Namun, yang sedikitnya saya bingungkan adalah sikap mahasiswa itu, sesama mahasiswa kok justru saling menghujat hanya karena kritis? Mungkin pemandangan serupa itu kerap terjadi, bahkan saya sendiri pun sering menjadi korban. Sedikit curhat saja ya, setiap kali presentasi saya sukar untuk bertanya, karena jelas tidak mungkin saya ditunjuk untuk menyampaikan sebiji pun pertanyaan. Mungkin karena pemakalah itu tahu kalau saya akan mengkritisi sesuatu dari apa yang mereka sampaikan. Jangan salah, walau begitu, saya nggak pantes dianggap sebagai kritikus, itu mungkin karena saya belum se-kritis mahasiswa diluar sana.

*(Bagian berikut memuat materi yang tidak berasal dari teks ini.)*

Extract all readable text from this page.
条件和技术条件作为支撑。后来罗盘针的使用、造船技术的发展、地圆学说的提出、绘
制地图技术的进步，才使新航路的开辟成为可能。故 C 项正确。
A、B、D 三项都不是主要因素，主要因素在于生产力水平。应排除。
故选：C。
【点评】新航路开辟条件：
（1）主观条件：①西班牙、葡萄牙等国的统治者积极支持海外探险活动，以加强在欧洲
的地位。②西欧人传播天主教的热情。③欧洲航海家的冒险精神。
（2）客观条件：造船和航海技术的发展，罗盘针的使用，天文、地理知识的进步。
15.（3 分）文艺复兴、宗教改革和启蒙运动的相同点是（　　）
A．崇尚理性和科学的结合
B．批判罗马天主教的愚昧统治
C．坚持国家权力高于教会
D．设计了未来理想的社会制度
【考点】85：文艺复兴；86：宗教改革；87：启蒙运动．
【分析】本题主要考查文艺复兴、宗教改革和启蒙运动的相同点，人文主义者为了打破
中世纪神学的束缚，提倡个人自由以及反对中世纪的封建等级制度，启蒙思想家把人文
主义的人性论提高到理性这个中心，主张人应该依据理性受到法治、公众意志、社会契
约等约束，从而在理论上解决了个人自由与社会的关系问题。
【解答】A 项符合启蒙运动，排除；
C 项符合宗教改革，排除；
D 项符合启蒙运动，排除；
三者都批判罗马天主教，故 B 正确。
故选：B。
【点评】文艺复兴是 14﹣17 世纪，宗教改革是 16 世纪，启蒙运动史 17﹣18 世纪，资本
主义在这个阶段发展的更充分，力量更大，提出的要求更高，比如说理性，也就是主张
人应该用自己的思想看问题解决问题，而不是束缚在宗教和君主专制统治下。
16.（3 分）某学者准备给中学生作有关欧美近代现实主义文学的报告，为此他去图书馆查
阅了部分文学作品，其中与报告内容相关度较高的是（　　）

Mahasiswa sekarang sudah kehilangan sikap kritisnya. Kira-kira pernyataan itu bagi mahasiswa menurut kalian pas atau nggak? Kalau saya sih relatif, karena nggak bisa dipukul rata seperti itu, masih ada kok mahasiswa yang kritis. Seperti tanggal 9 Oktober yang lalu, terjadi demo atau bisa dibilang penolakan PLTB atau singkatan dari Pembangkit Listrik Tenaga Panas Bumi di Purwokerto tak pelak sudah cukup untuk menjadi bukti, kalau tak semua mahasiswa itu apatis.

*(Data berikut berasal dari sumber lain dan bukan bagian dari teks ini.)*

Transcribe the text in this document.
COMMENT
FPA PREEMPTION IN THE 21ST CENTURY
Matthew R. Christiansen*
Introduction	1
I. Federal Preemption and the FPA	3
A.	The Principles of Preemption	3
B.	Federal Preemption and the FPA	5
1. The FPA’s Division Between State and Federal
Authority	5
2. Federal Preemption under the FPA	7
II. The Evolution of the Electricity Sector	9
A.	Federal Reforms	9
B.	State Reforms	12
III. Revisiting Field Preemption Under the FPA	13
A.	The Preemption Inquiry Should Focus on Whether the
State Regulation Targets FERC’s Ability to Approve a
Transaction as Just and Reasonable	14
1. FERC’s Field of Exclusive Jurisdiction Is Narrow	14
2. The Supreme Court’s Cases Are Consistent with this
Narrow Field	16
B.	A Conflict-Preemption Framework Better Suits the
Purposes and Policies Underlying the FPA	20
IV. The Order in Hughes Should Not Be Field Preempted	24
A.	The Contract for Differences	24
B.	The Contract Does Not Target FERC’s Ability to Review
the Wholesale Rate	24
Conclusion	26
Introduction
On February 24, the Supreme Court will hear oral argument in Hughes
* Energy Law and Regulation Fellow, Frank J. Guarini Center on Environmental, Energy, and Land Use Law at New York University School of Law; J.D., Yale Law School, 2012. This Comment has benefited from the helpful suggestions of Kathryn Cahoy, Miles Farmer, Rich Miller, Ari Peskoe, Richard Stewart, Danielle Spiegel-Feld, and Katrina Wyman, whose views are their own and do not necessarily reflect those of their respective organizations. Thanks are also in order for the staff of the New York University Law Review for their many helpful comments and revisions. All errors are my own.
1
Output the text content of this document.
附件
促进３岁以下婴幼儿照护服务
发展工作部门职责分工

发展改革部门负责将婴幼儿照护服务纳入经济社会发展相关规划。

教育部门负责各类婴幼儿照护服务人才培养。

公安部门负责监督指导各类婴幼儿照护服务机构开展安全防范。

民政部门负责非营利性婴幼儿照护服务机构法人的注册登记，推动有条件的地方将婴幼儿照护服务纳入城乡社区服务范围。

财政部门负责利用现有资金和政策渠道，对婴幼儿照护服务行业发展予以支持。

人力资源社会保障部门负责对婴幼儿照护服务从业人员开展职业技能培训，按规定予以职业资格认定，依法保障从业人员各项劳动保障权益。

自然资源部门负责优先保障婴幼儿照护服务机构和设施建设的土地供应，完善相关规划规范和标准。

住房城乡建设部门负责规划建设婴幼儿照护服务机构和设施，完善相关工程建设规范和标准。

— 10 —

Kritis bukan soal kita harus berdemo, kritis lebih menekankan kalau kita harus peka terhadap sebuah kebijakan atau untuk skala kecilnya peka terhadap pendapat seseorang. Dalam lingkup mahasiswa pun seperti itu, karena kalau tidak mahasiswa yang mengkritisi lalu siapa lagi, masyarakat kecil? Sejauh ini belum pernah saya mendengar kalau ada masyarakat yang demo langsung digubris pemerintah. Dam itu juga tak akan berlangsung lama, saya kembali lagi harus mengingatkan kalian pada kejadian Mei 1998, yang memang kejadian itulah yang menjadi setitik bukti bahwa mahasiswa Indonesia itu kuat dengan kritis.

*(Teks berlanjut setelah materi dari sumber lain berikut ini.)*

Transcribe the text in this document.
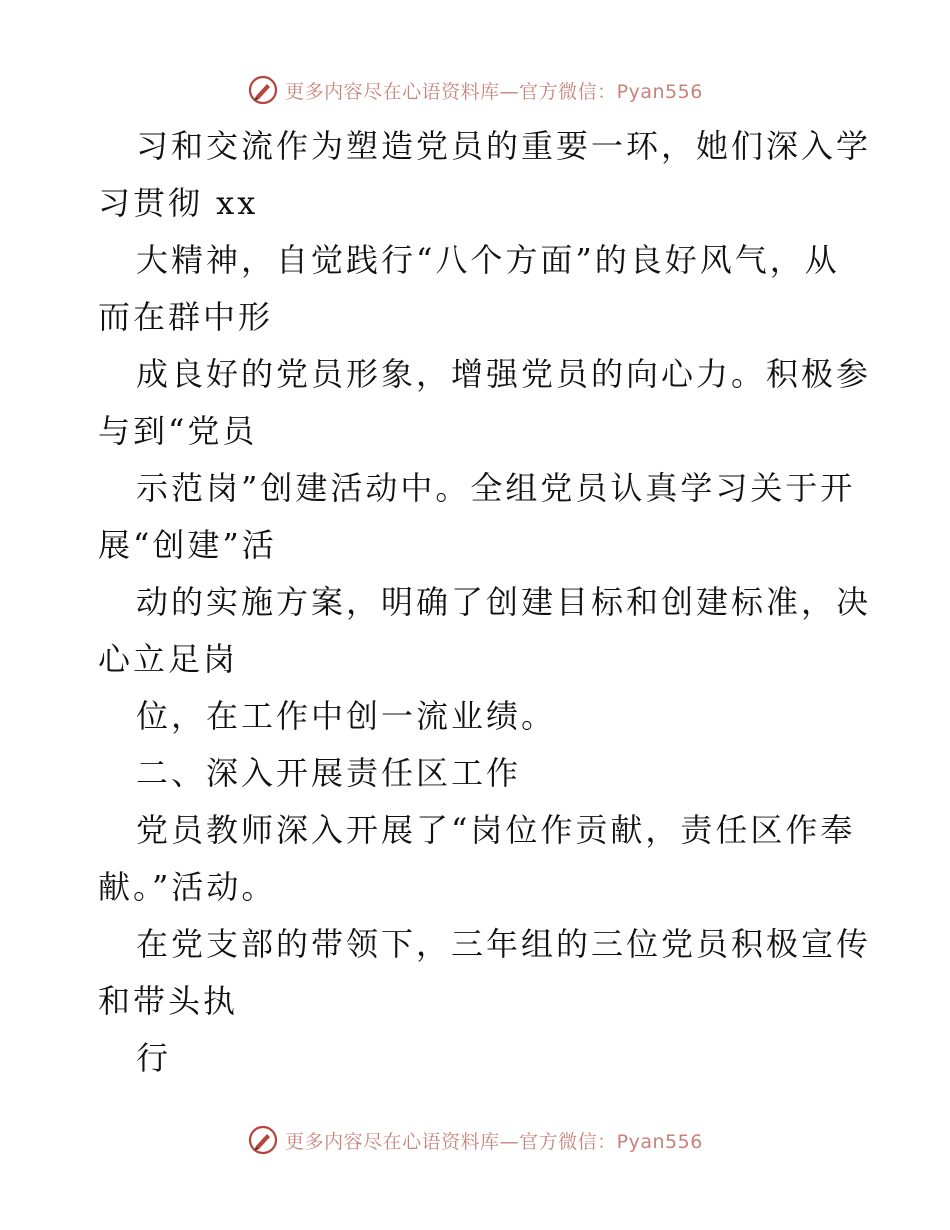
更多内容尽在心语资料库—官方微信：Pyan556
习和交流作为塑造党员的重要一环，她们深入学
习贯彻 xx
大精神，自觉践行“八个方面”的良好风气，从
而在群中形
成良好的党员形象，增强党员的向心力。积极参
与到“党员
示范岗”创建活动中。全组党员认真学习关于开
展“创建”活
动的实施方案，明确了创建目标和创建标准，决
心立足岗
位，在工作中创一流业绩。
二、深入开展责任区工作
党员教师深入开展了“岗位作贡献，责任区作奉
献。”活动。
在党支部的带领下，三年组的三位党员积极宣传
和带头执
行
更多内容尽在心语资料库—官方微信：Pyan556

Kritis juga tak selamanya menolak, bisa saja kritis itu malah sepakat pada sebuah peraturan, namun karena pelaksanaannya yang offset, maka perlu dikritisi juga. Begitulah memang idealnya sebuah mahasiswa. Saya pernah mendengar kalau mahasiswa itu ditunggu aksi demonya oleh masyarakat. Itu artinya, mahasiswa yang dinobatkan sebagai agent of change masih ditunggu pemikiran-pemikian kritisnya, karena memang mahasiswa lah yang sanggup melakukan hal itu. Rakyat hanya menanti, bagaimana sih mahasiswa itu? Bergunakah mereka?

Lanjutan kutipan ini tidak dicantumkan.